Hal itu membuat Prabu Siliwangi sangat bangga dan mengangkatnya menjadi senopati Pajajaran.

Kian Santang pun tumbuh menjadi ksatria yang gagah perkasa dan tidak ada yang bisa mengalahkannya.

Bertemu Sayyidina Ali bin Abi Thalib

Selama hidup di istana, Kian Santang serba kecukupan, tetapi merasa kurang mengenal jati dirinya. Ia juga merasa jenuh karena tidak ada satu pun ksatria yang mampu mengalahkannya.

Konon, Kian Santang kemudian mendatangi peramal untuk mengetahui lawan tangguh yang dapat menandinginya.

Ia diberikan petunjuk bahwa orang yang dapat menandinginya adalah Sayyidina Ali dari Tanah Arab.

Sebetulnya Sayyidina Ali hidup pada abad ke-7 dan telah wafat saat itu, tetapi mereka dapat dipertemukan secara goib dengan kekuasaan Allah.

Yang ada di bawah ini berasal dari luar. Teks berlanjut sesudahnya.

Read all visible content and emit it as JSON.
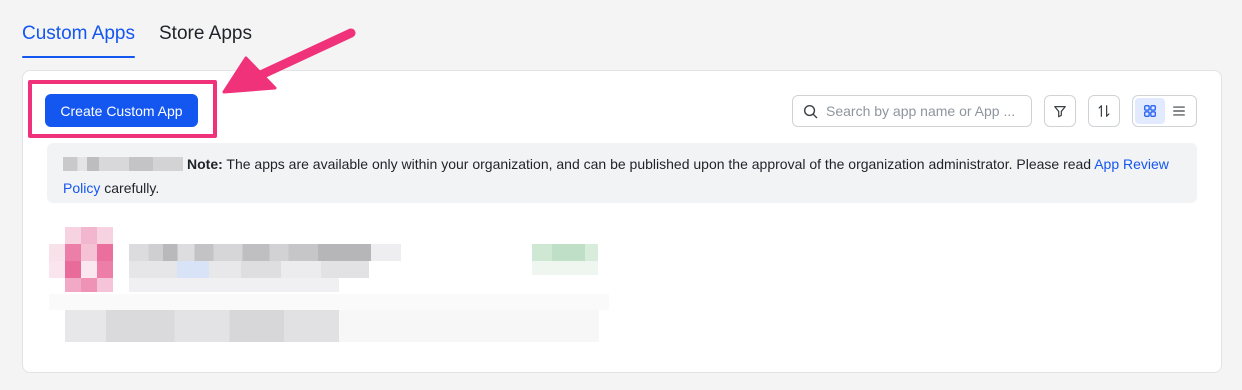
{
  "tabs": [
    {
      "label": "Custom Apps",
      "active": true
    },
    {
      "label": "Store Apps",
      "active": false
    }
  ],
  "toolbar": {
    "create_label": "Create Custom App",
    "search_placeholder": "Search by app name or App ...",
    "filter_icon": "filter-icon",
    "sort_icon": "sort-icon",
    "view_modes": [
      {
        "name": "grid-view-icon",
        "active": true
      },
      {
        "name": "list-view-icon",
        "active": false
      }
    ]
  },
  "notice": {
    "label": "Note:",
    "text": " The apps are available only within your organization, and can be published upon the approval of the organization administrator. Please read ",
    "link": "App Review Policy",
    "suffix": " carefully."
  },
  "colors": {
    "accent": "#1456f0",
    "annotation": "#f0327a",
    "panel_bg": "#ffffff",
    "page_bg": "#f4f4f5"
  }
}
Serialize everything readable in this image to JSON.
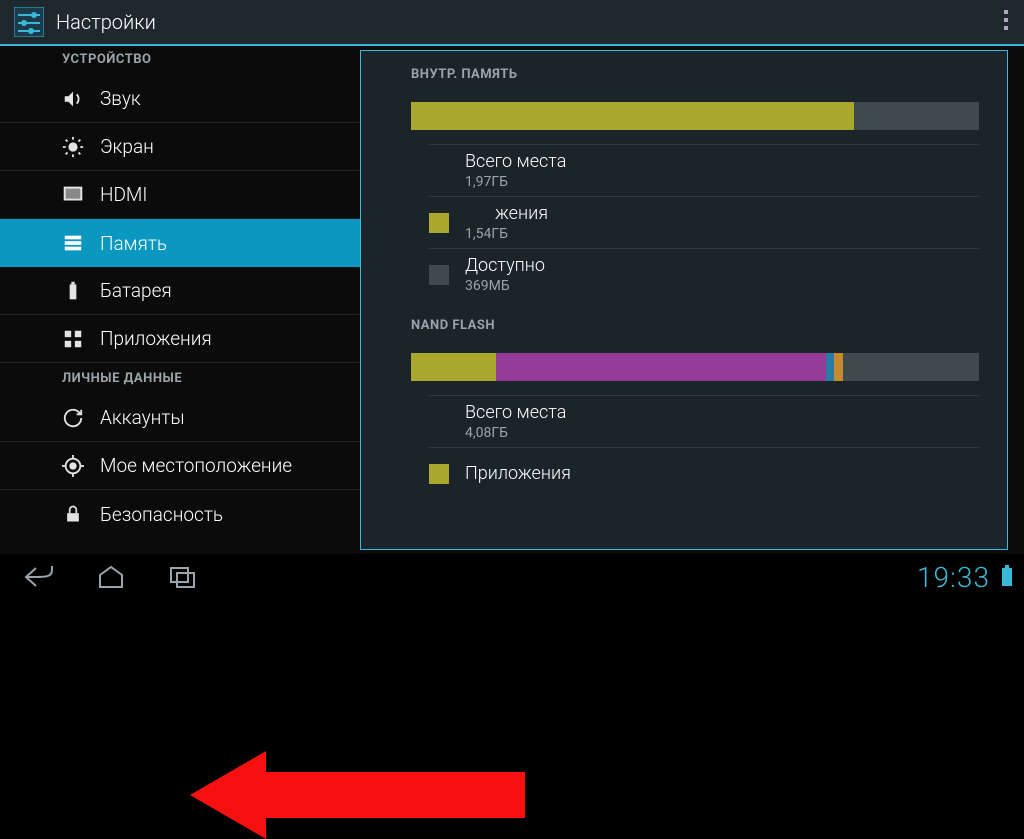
{
  "header": {
    "title": "Настройки"
  },
  "sidebar": {
    "section_device": "УСТРОЙСТВО",
    "section_personal": "ЛИЧНЫЕ ДАННЫЕ",
    "items": {
      "sound": "Звук",
      "display": "Экран",
      "hdmi": "HDMI",
      "storage": "Память",
      "battery": "Батарея",
      "apps": "Приложения",
      "accounts": "Аккаунты",
      "location": "Мое местоположение",
      "security": "Безопасность"
    }
  },
  "content": {
    "internal": {
      "title": "ВНУТР. ПАМЯТЬ",
      "bar": {
        "used_pct": 78,
        "color_used": "#a9a82c",
        "color_free": "#404a4e"
      },
      "total_label": "Всего места",
      "total_value": "1,97ГБ",
      "apps_suffix": "жения",
      "apps_value": "1,54ГБ",
      "apps_color": "#a9a82c",
      "avail_label": "Доступно",
      "avail_value": "369МБ",
      "avail_color": "#404a4e"
    },
    "nand": {
      "title": "NAND FLASH",
      "bar": [
        {
          "pct": 15,
          "color": "#a9a82c"
        },
        {
          "pct": 58,
          "color": "#933c97"
        },
        {
          "pct": 1.5,
          "color": "#2a7aa6"
        },
        {
          "pct": 1.5,
          "color": "#c58a2e"
        },
        {
          "pct": 24,
          "color": "#404a4e"
        }
      ],
      "total_label": "Всего места",
      "total_value": "4,08ГБ",
      "apps_label": "Приложения",
      "apps_color": "#a9a82c"
    }
  },
  "statusbar": {
    "time": "19:33"
  }
}
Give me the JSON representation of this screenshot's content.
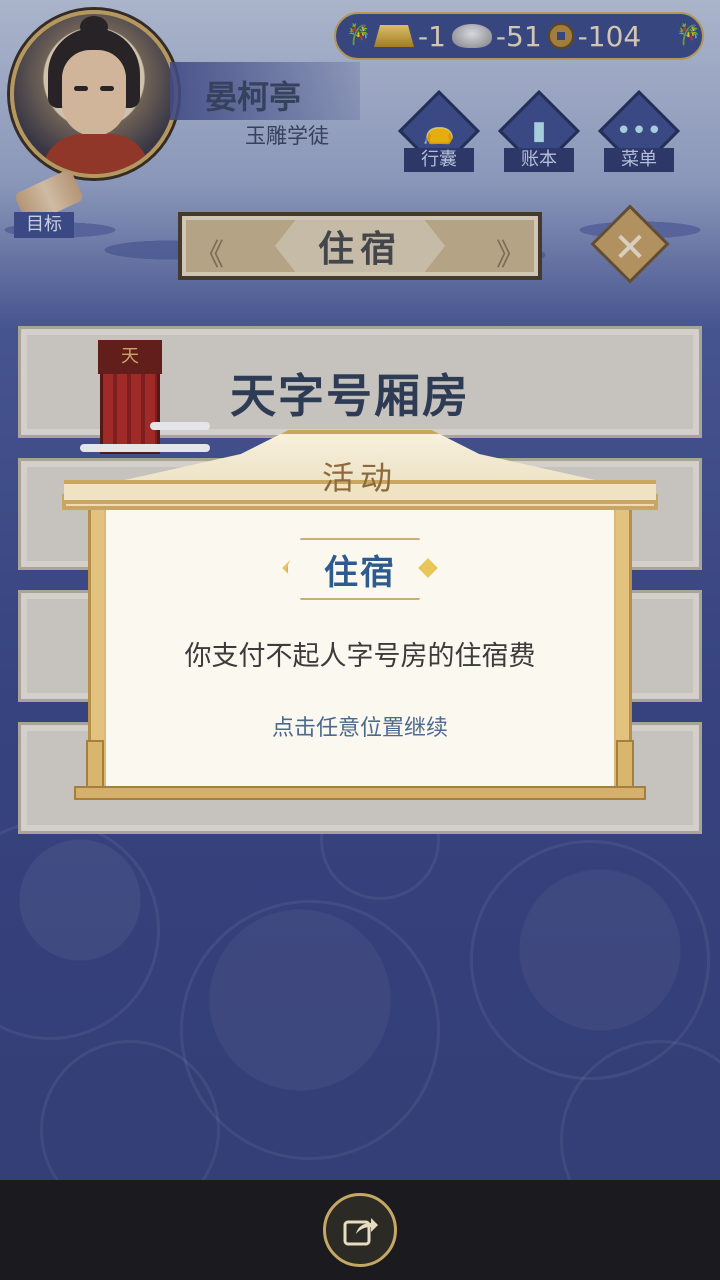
{
  "player": {
    "name": "晏柯亭",
    "title": "玉雕学徒"
  },
  "currency": {
    "gold": "-1",
    "silver": "-51",
    "coins": "-104"
  },
  "menu": {
    "bag_label": "行囊",
    "ledger_label": "账本",
    "menu_label": "菜单"
  },
  "goal_label": "目标",
  "screen_title": "住宿",
  "rooms": {
    "first_room_name": "天字号厢房",
    "first_room_sign": "天"
  },
  "dialog": {
    "header": "活动",
    "tag": "住宿",
    "message": "你支付不起人字号房的住宿费",
    "hint": "点击任意位置继续"
  },
  "colors": {
    "dialog_tag_text": "#2e5b8f",
    "currency_bg": "#3b4a84",
    "gold_trim": "#c8a75a"
  }
}
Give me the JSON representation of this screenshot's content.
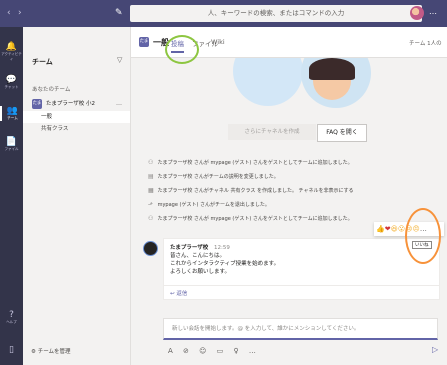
{
  "titlebar": {
    "back": "‹",
    "forward": "›",
    "compose_icon": "✎",
    "search_placeholder": "人、キーワードの検索、またはコマンドの入力",
    "more": "…"
  },
  "appbar": [
    {
      "icon": "🔔",
      "label": "アクティビティ"
    },
    {
      "icon": "💬",
      "label": "チャット"
    },
    {
      "icon": "👥",
      "label": "チーム"
    },
    {
      "icon": "📄",
      "label": "ファイル"
    }
  ],
  "appbar_bottom": [
    {
      "icon": "?",
      "label": "ヘルプ"
    },
    {
      "icon": "▯",
      "label": ""
    }
  ],
  "teampanel": {
    "title": "チーム",
    "filter_icon": "▽",
    "section": "あなたのチーム",
    "team_badge": "たま",
    "team_name": "たまプラーザ校 小2",
    "team_more": "…",
    "channels": [
      "一般",
      "共有クラス"
    ],
    "manage": "チームを管理"
  },
  "main": {
    "header_badge": "たま",
    "channel_name": "一般",
    "tabs": [
      "投稿",
      "ファイル",
      "Wiki"
    ],
    "right_info": "チーム 1人の",
    "btn_create_channel": "さらにチャネルを作成",
    "btn_faq": "FAQ を開く",
    "activities": [
      {
        "icon": "⚇",
        "text": "たまプラーザ校 さんが mypage (ゲスト) さんをゲストとしてチームに追加しました。"
      },
      {
        "icon": "▤",
        "text": "たまプラーザ校 さんがチームの説明を変更しました。"
      },
      {
        "icon": "▦",
        "text": "たまプラーザ校 さんがチャネル 共有クラス を作成しました。 チャネルを非表示にする"
      },
      {
        "icon": "⬏",
        "text": "mypage (ゲスト) さんがチームを退出しました。"
      },
      {
        "icon": "⚇",
        "text": "たまプラーザ校 さんが mypage (ゲスト) さんをゲストとしてチームに追加しました。"
      }
    ],
    "message": {
      "author": "たまプラーザ校",
      "time": "12:59",
      "lines": [
        "皆さん、こんにちは。",
        "これからインタラクティブ授業を始めます。",
        "よろしくお願いします。"
      ],
      "reply": "↩ 返信"
    },
    "reactions": [
      "👍",
      "❤",
      "😆",
      "😮",
      "😢",
      "😠"
    ],
    "reaction_more": "…",
    "reaction_tooltip": "いいね",
    "compose_placeholder": "新しい会話を開始します。@ を入力して、誰かにメンションしてください。",
    "toolbar_icons": "A ⊘ ☺ ▭ ♀ …",
    "send": "▷"
  }
}
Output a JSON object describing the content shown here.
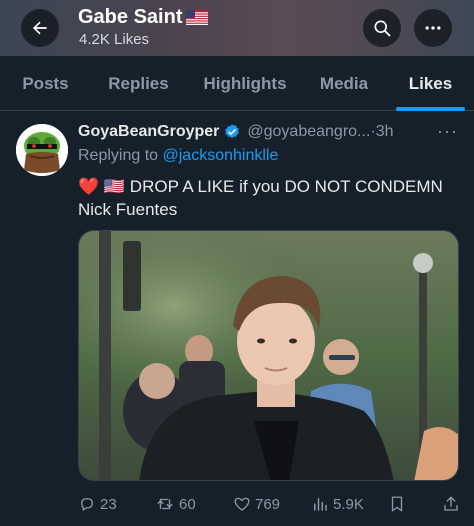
{
  "header": {
    "title": "Gabe Saint",
    "title_flag": "us-flag-emoji",
    "subtitle": "4.2K Likes",
    "back_icon": "arrow-left-icon",
    "search_icon": "search-icon",
    "more_icon": "more-horizontal-icon"
  },
  "tabs": [
    {
      "label": "Posts",
      "active": false
    },
    {
      "label": "Replies",
      "active": false
    },
    {
      "label": "Highlights",
      "active": false
    },
    {
      "label": "Media",
      "active": false
    },
    {
      "label": "Likes",
      "active": true
    }
  ],
  "tweet": {
    "author_name": "GoyaBeanGroyper",
    "verified": true,
    "handle": "@goyabeangro...",
    "separator": "·",
    "time": "3h",
    "more": "···",
    "replying_prefix": "Replying to",
    "replying_to": "@jacksonhinklle",
    "text_emojis": "❤️ 🇺🇸",
    "text_line1": "DROP A LIKE if you DO NOT CONDEMN",
    "text_line2": "Nick Fuentes",
    "media_alt": "photo of a young man in a black jacket outdoors"
  },
  "actions": {
    "replies": "23",
    "reposts": "60",
    "likes": "769",
    "views": "5.9K"
  },
  "colors": {
    "background": "#15202b",
    "accent": "#1d9bf0",
    "muted": "#8b98a5",
    "heart": "#f91880"
  }
}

Selain itu, Kian Santang harus melakoni dua syarat agar dapat bertemu Sayyidina Ali, yaitu melakukan semedi di ujung kulon dan mengganti namanya menjadi Galantrang Setra (Galantrang berarti berani dan Setra berarti bersih atau suci).

Setelah melakoni dua syarat tersebut, Kian Santang segera melakukan perjalanan ke Arab untuk menemui Sayyidina Ali. 

Sesampainya di Mekkah, ia bertemu seseorang dan kemudian menanyakan keberadaan Sayyidina Ali.

Orang tersebut mau memberi tahu keberadaan Sayyidina Ali, asalkan Kian Santang mau mengambil tongkatnya yang ditancapkan di tanah.

Tidak disangka, Kian Santang kesulitan mencabut tongkat itu hingga keluar darah dari seluruh tubuhnya ketika berupaya untuk menyelesaikan tugas yang dianggap sangat mudah.

Belakangan diketahui, sosok yang menancapkan tongkat itu adalah Sayyidina Ali.

Masuk Islam

Setelah pertemuannya dengan Sayyidina Ali, Kian Santang memutuskan untuk menetap di Mekkah dan berlajar agama Islam di sana.

Kian Santang menetap cukup lama guna belajar dan memahami agama Islam. Setelah itu, ia memutuskan untuk kembali ke Pajajaran.

Sesampainya di Pajajaran, ia menemui sang ayah dan kerabatnya untuk menceritakan pengalamannya selama mengembara ke Tanah Arab.

Kian Santang kemudian mengajak Prabu Siliwangi untuk memeluk Islam, begitu juga dengan rakyat Pajajaran, tetapi ditolak.

Menyebarkan agama Islam

Meski ajakannya ditolak oleh Prabu Siliwangi, Raden Kian Santang tetap menyebarkan agama Islam di pelosok Pasundan.

Pada awalnya, ia menyebarkan agama Islam di Limbangan, kemudian sampai ke Garut dan pesisir utara Pantai Jawa.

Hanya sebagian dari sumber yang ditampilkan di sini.